Is Pollution a Social Issue or an Environmental One?
Almost every day we read news about high pollution levels in countries all around the world. Whether that’s studies that claim around 40 million citizens are living in towns and cities where the levels of harmful nitrogen dioxide (NO2) are above legal limits set by the EU, or doctors campaigning to highlight how children are facing “irreversible lung damage” from diesel fumes and that cars and lorries using the fuel should be taken off Britain’s streets as soon as possible.
But it’s important to remember that pollution is a social issue because it is caused by human behaviours and because it not only has a negative effect on the planet but also on people and society. This being the case, is pollution an environmental issue or a social one? Is it too much to say that the lines are blurred between what is environmental and social as the two are intrinsically lined now?

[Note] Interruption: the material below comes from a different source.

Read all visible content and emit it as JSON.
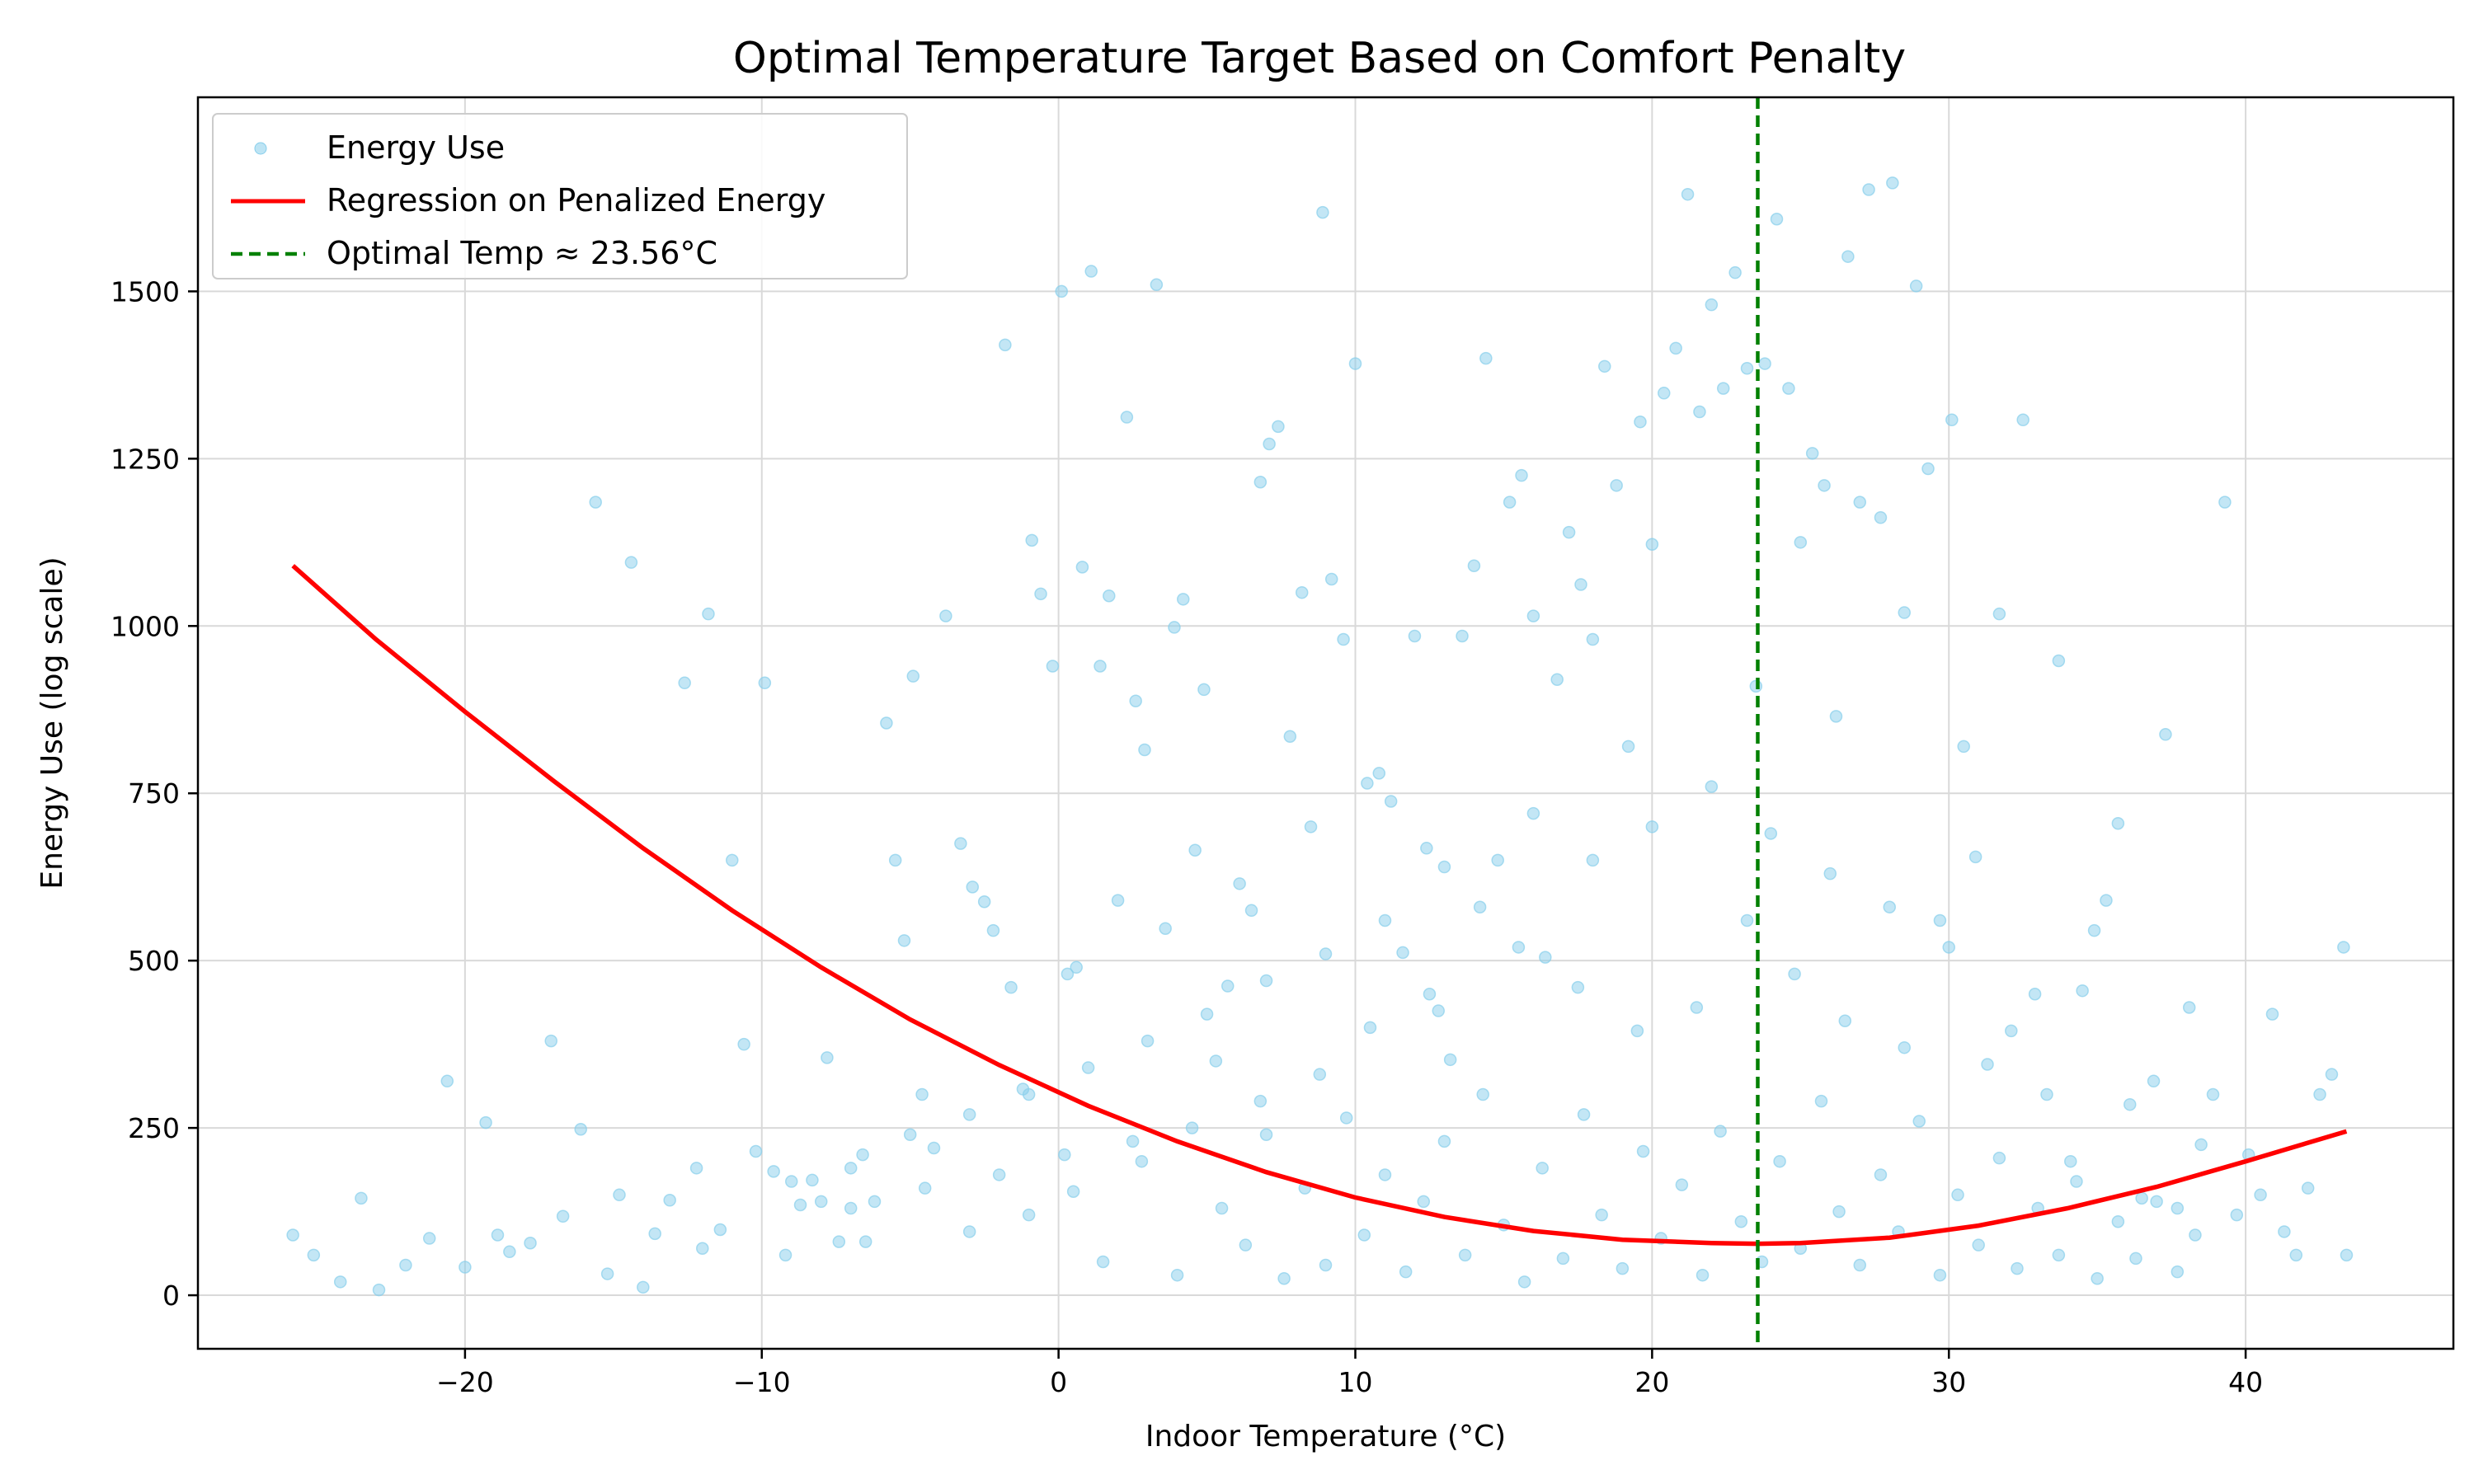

Nature regularly faces issues but to the natural world they aren’t truly “problematic” per se. A wildfire might help to grow the grass that grows later. A tornado or a flood could serve as a platform for other plants and species to thrive. Nature responds to this. But pollution is something entirely different. Pollution poisons the air and water we all depend on. Pollution is destructive whereas natural occurring “disasters” have the potential to be transformative.
Our over-consumption of fuel and energy has been so prolonged and so rapid now that the earth has failed to respond and adapt accordingly so affecting the regenerating potential of the natural world to decrease. These are not “environmental” problems, no. “The environment” has no “problems”. It has defined cycles and patterns, birth and death, the cycle of life. And if that cycle doesn’t turn, there are problems.